At St. Procopius School, where approximately 80 students in grades 5–8 participate in Peace Works, Principal Adam Dufault says he can see they are learning from the experience.
“We rarely have major discipline issues, but the programming is helping to build an interior sense of right and wrong in our kids and a foundation for making peaceful decisions and caring choices,” he says.
The high school students act out scenarios demonstrating how quickly misunderstandings escalate into violence. One scenario set up a conflict between two friends who share a school locker. When one student borrows an iPod without asking permission, the friends argue ... their friends choose sides ... school administrators get involved ... new rules for locker etiquette are drafted ... and a friendship is permanently damaged.
By working through the scenario, Dull says, the students “realized everyone was affected because trust was lost, reputations were ruined and the whole school had to address a theft.”
“What’s neat about all of these schools is we’re serving a Latino first-generation population where almost all of the students have been impacted by violence,” says Patrick Kennelly, associate director of Marquette’s Center for Peacemaking, which manages the Peace Works Program. “They’re learning life skills to help them not only handle conflict in a positive manner but also address the indignities of violence and other injustice.”
The Peace Works concept was spearheaded in 1997 by theology professor Dr. Michael Duffey as a way to help his own children handle bullying at school.
“The principal didn’t see it because it was happening in hallways, on the playground and in stairwells,” Duffey says.
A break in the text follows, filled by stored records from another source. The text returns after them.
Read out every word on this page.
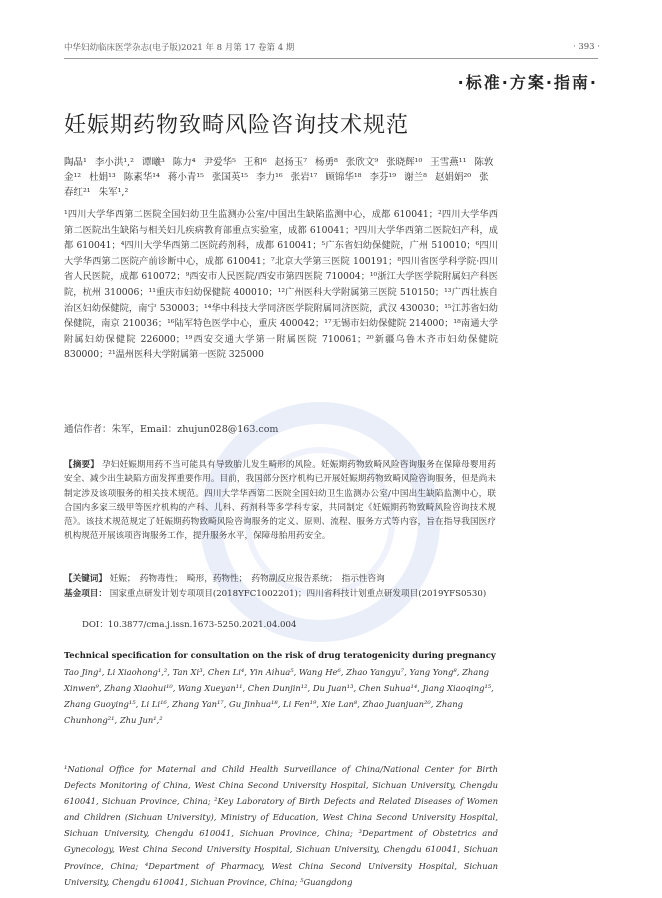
中华妇幼临床医学杂志(电子版)2021 年 8 月第 17 卷第 4 期	· 393 ·
·标准·方案·指南·
妊娠期药物致畸风险咨询技术规范
陶晶¹ 李小洪¹,² 谭曦³ 陈力⁴ 尹爱华⁵ 王和⁶ 赵扬玉⁷ 杨勇⁸ 张欣文⁹ 张晓辉¹⁰ 王雪燕¹¹ 陈敦金¹² 杜娟¹³ 陈素华¹⁴ 蒋小青¹⁵ 张国英¹⁵ 李力¹⁶ 张岩¹⁷ 顾锦华¹⁸ 李芬¹⁹ 谢兰⁸ 赵娟娟²⁰ 张春红²¹ 朱军¹,²
¹四川大学华西第二医院全国妇幼卫生监测办公室/中国出生缺陷监测中心，成都 610041；²四川大学华西第二医院出生缺陷与相关妇儿疾病教育部重点实验室，成都 610041；³四川大学华西第二医院妇产科，成都 610041；⁴四川大学华西第二医院药剂科，成都 610041；⁵广东省妇幼保健院，广州 510010；⁶四川大学华西第二医院产前诊断中心，成都 610041；⁷北京大学第三医院 100191；⁸四川省医学科学院·四川省人民医院，成都 610072；⁹西安市人民医院/西安市第四医院 710004；¹⁰浙江大学医学院附属妇产科医院，杭州 310006；¹¹重庆市妇幼保健院 400010；¹²广州医科大学附属第三医院 510150；¹³广西壮族自治区妇幼保健院，南宁 530003；¹⁴华中科技大学同济医学院附属同济医院，武汉 430030；¹⁵江苏省妇幼保健院，南京 210036；¹⁶陆军特色医学中心，重庆 400042；¹⁷无锡市妇幼保健院 214000；¹⁸南通大学附属妇幼保健院 226000；¹⁹西安交通大学第一附属医院 710061；²⁰新疆乌鲁木齐市妇幼保健院 830000；²¹温州医科大学附属第一医院 325000
通信作者：朱军，Email：zhujun028@163.com
【摘要】 孕妇妊娠期用药不当可能具有导致胎儿发生畸形的风险。妊娠期药物致畸风险咨询服务在保障母婴用药安全、减少出生缺陷方面发挥重要作用。目前，我国部分医疗机构已开展妊娠期药物致畸风险咨询服务，但是尚未制定涉及该项服务的相关技术规范。四川大学华西第二医院全国妇幼卫生监测办公室/中国出生缺陷监测中心，联合国内多家三级甲等医疗机构的产科、儿科、药剂科等多学科专家，共同制定《妊娠期药物致畸风险咨询技术规范》。该技术规范规定了妊娠期药物致畸风险咨询服务的定义、原则、流程、服务方式等内容，旨在指导我国医疗机构规范开展该项咨询服务工作，提升服务水平，保障母胎用药安全。
【关键词】 妊娠；　药物毒性；　畸形，药物性；　药物副反应报告系统；　指示性咨询
基金项目： 国家重点研发计划专项项目(2018YFC1002201)；四川省科技计划重点研发项目(2019YFS0530)
DOI：10.3877/cma.j.issn.1673-5250.2021.04.004
Technical specification for consultation on the risk of drug teratogenicity during pregnancy
Tao Jing¹, Li Xiaohong¹,², Tan Xi³, Chen Li⁴, Yin Aihua⁵, Wang He⁶, Zhao Yangyu⁷, Yang Yong⁸, Zhang Xinwen⁹, Zhang Xiaohui¹⁰, Wang Xueyan¹¹, Chen Dunjin¹², Du Juan¹³, Chen Suhua¹⁴, Jiang Xiaoqing¹⁵, Zhang Guoying¹⁵, Li Li¹⁶, Zhang Yan¹⁷, Gu Jinhua¹⁸, Li Fen¹⁹, Xie Lan⁸, Zhao Juanjuan²⁰, Zhang Chunhong²¹, Zhu Jun¹,²
¹National Office for Maternal and Child Health Surveillance of China/National Center for Birth Defects Monitoring of China, West China Second University Hospital, Sichuan University, Chengdu 610041, Sichuan Province, China; ²Key Laboratory of Birth Defects and Related Diseases of Women and Children (Sichuan University), Ministry of Education, West China Second University Hospital, Sichuan University, Chengdu 610041, Sichuan Province, China; ³Department of Obstetrics and Gynecology, West China Second University Hospital, Sichuan University, Chengdu 610041, Sichuan Province, China; ⁴Department of Pharmacy, West China Second University Hospital, Sichuan University, Chengdu 610041, Sichuan Province, China; ⁵Guangdong
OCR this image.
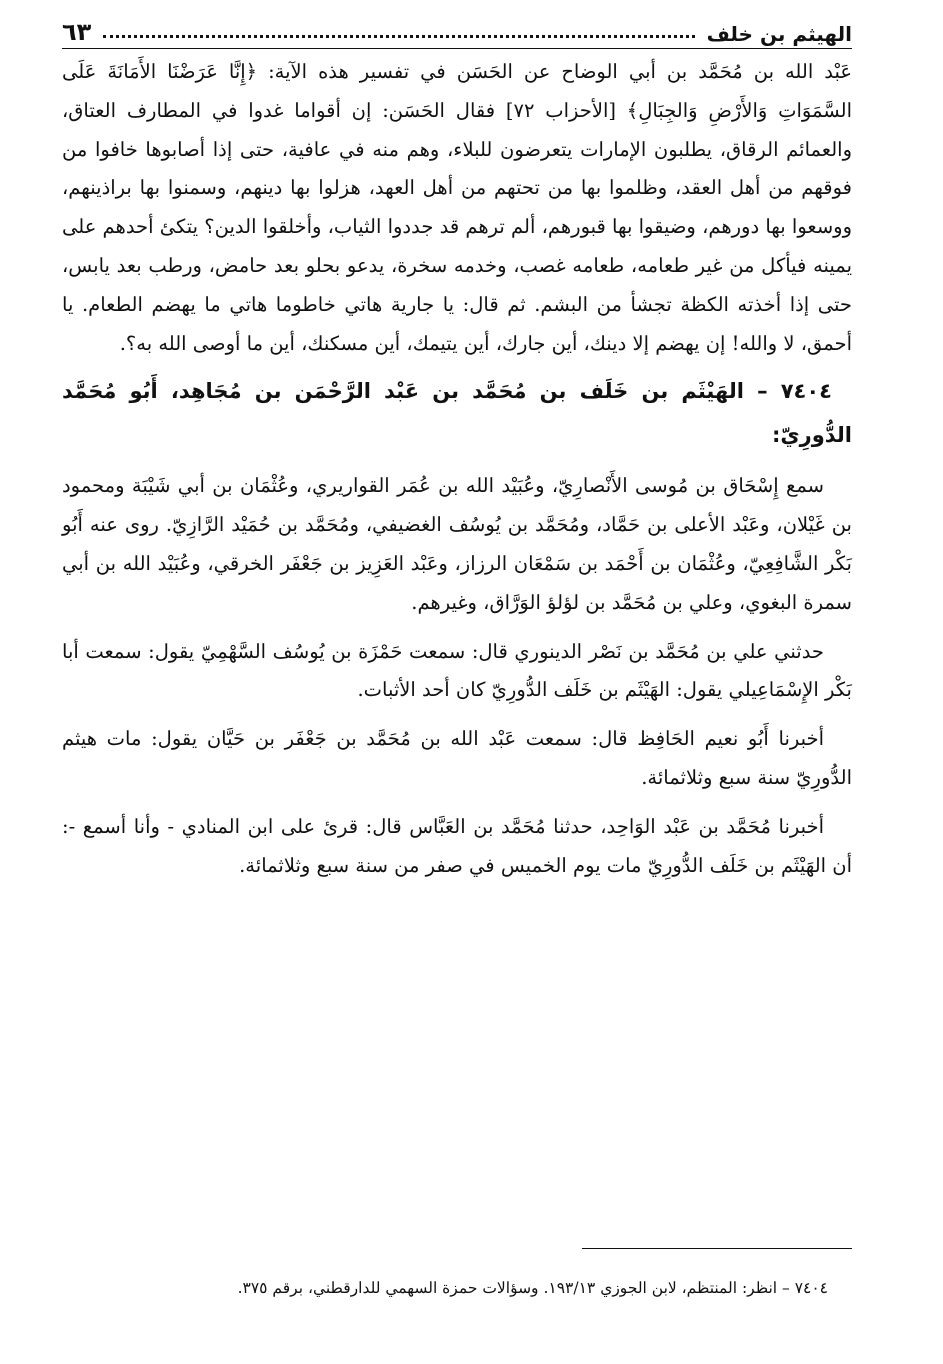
الهيثم بن خلف
٦٣

عَبْد الله بن مُحَمَّد بن أبي الوضاح عن الحَسَن في تفسير هذه الآية: ﴿إِنَّا عَرَضْنَا الأَمَانَةَ عَلَى السَّمَوَاتِ وَالأَرْضِ وَالجِبَالِ﴾ [الأحزاب ٧٢] فقال الحَسَن: إن أقواما غدوا في المطارف العتاق، والعمائم الرقاق، يطلبون الإمارات يتعرضون للبلاء، وهم منه في عافية، حتى إذا أصابوها خافوا من فوقهم من أهل العقد، وظلموا بها من تحتهم من أهل العهد، هزلوا بها دينهم، وسمنوا بها براذينهم، ووسعوا بها دورهم، وضيقوا بها قبورهم، ألم ترهم قد جددوا الثياب، وأخلقوا الدين؟ يتكئ أحدهم على يمينه فيأكل من غير طعامه، طعامه غصب، وخدمه سخرة، يدعو بحلو بعد حامض، ورطب بعد يابس، حتى إذا أخذته الكظة تجشأ من البشم. ثم قال: يا جارية هاتي خاطوما هاتي ما يهضم الطعام. يا أحمق، لا والله! إن يهضم إلا دينك، أين جارك، أين يتيمك، أين مسكنك، أين ما أوصى الله به؟.

٧٤٠٤ – الهَيْثَم بن خَلَف بن مُحَمَّد بن عَبْد الرَّحْمَن بن مُجَاهِد، أَبُو مُحَمَّد الدُّورِيّ:

سمع إِسْحَاق بن مُوسى الأَنْصارِيّ، وعُبَيْد الله بن عُمَر القواريري، وعُثْمَان بن أبي شَيْبَة ومحمود بن غَيْلان، وعَبْد الأعلى بن حَمَّاد، ومُحَمَّد بن يُوسُف الغضيفي، ومُحَمَّد بن حُمَيْد الرَّازِيّ. روى عنه أَبُو بَكْر الشَّافِعِيّ، وعُثْمَان بن أَحْمَد بن سَمْعَان الرزاز، وعَبْد العَزِيز بن جَعْفَر الخرقي، وعُبَيْد الله بن أبي سمرة البغوي، وعلي بن مُحَمَّد بن لؤلؤ الوَرَّاق، وغيرهم.

حدثني علي بن مُحَمَّد بن نَصْر الدينوري قال: سمعت حَمْزَة بن يُوسُف السَّهْمِيّ يقول: سمعت أبا بَكْر الإِسْمَاعِيلي يقول: الهَيْثَم بن خَلَف الدُّورِيّ كان أحد الأثبات.

أخبرنا أَبُو نعيم الحَافِظ قال: سمعت عَبْد الله بن مُحَمَّد بن جَعْفَر بن حَيَّان يقول: مات هيثم الدُّورِيّ سنة سبع وثلاثمائة.

أخبرنا مُحَمَّد بن عَبْد الوَاحِد، حدثنا مُحَمَّد بن العَبَّاس قال: قرئ على ابن المنادي - وأنا أسمع -: أن الهَيْثَم بن خَلَف الدُّورِيّ مات يوم الخميس في صفر من سنة سبع وثلاثمائة.

٧٤٠٤ – انظر: المنتظم، لابن الجوزي ١٩٣/١٣. وسؤالات حمزة السهمي للدارقطني، برقم ٣٧٥.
Duffey’s original curriculum lasted six weeks and focused on a handful of key skills, including active listening and peer mediation. Students simulated conflict and then flipped roles to work as mediators. To be successful, Duffey says, teachers had to empower the students to work through issues without adult intervention. Finally, students signed agreements defining how they would interact going forward.
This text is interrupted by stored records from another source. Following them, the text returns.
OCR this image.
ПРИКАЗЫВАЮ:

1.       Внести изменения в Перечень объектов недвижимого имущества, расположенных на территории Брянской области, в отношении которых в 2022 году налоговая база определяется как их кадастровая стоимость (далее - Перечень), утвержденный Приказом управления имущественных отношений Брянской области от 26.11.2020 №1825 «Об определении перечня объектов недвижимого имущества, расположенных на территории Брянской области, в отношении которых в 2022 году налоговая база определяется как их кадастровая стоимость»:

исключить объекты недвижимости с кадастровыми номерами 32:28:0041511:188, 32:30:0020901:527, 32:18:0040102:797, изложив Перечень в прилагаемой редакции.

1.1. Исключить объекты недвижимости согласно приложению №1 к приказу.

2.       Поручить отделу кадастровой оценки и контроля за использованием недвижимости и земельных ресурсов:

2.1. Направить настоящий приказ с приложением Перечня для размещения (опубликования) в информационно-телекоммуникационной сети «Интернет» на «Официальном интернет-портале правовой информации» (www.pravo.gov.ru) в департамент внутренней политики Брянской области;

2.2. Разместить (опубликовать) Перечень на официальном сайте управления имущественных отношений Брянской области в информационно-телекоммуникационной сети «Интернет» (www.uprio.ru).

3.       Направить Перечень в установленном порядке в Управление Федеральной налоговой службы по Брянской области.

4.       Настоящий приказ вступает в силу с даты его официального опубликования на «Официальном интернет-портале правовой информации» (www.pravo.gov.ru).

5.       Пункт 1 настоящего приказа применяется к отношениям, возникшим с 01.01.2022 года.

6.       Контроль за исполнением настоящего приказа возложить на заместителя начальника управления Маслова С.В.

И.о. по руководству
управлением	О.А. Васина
Since the Center for Peacemaking was founded at Marquette in 2007, Duffey and the center, led by Rev. Simon Harak, S.J., have collaborated on the evolution of the curriculum. It has been used by Milwaukee schools and organizations serving kids and was even taken to a high school in Cape Town, South Africa, where Marquette students worked the curriculum into school lessons.
What’s happening now in the three Chicago schools excites Kennelly. “At least in the United States, one of the leading causes of death and injury for young people is violence and often youth-on-youth violence,” he says. “So by training kids from different schools, you create neighborhoods of kids that have the skills to resolve differences. This program harnesses the positive power of peer pressure and creates cultures where peacemaking and nonviolence are the norm.”
The Center for Peacemaking administers a major in peace studies and a variety of fellowships and programs to enable scholars and Marquette students to study peace initiatives. The center and the Peace Works Program are supported with grants from several donors, including the Sally and Terry Rynne Foundation.
To learn more about the Center for Peacemaking at Marquette, visit marquette.edu/peacemaking. — JMM
Peacemaking with Boys & Girls Club
In February, the Center for Peacemaking, in collaboration with the Boys & Girls Club of Greater Milwaukee and a consortium of area nonprofits and private businesses, received a three-year, $750,000 grant to develop and implement nonviolence education, violence reduction, and restorative justice practices at 15 Boys & Girls Club sites across Milwaukee.
The funding is provided by the Violence Prevention Initiative of the Medical College of Wisconsin.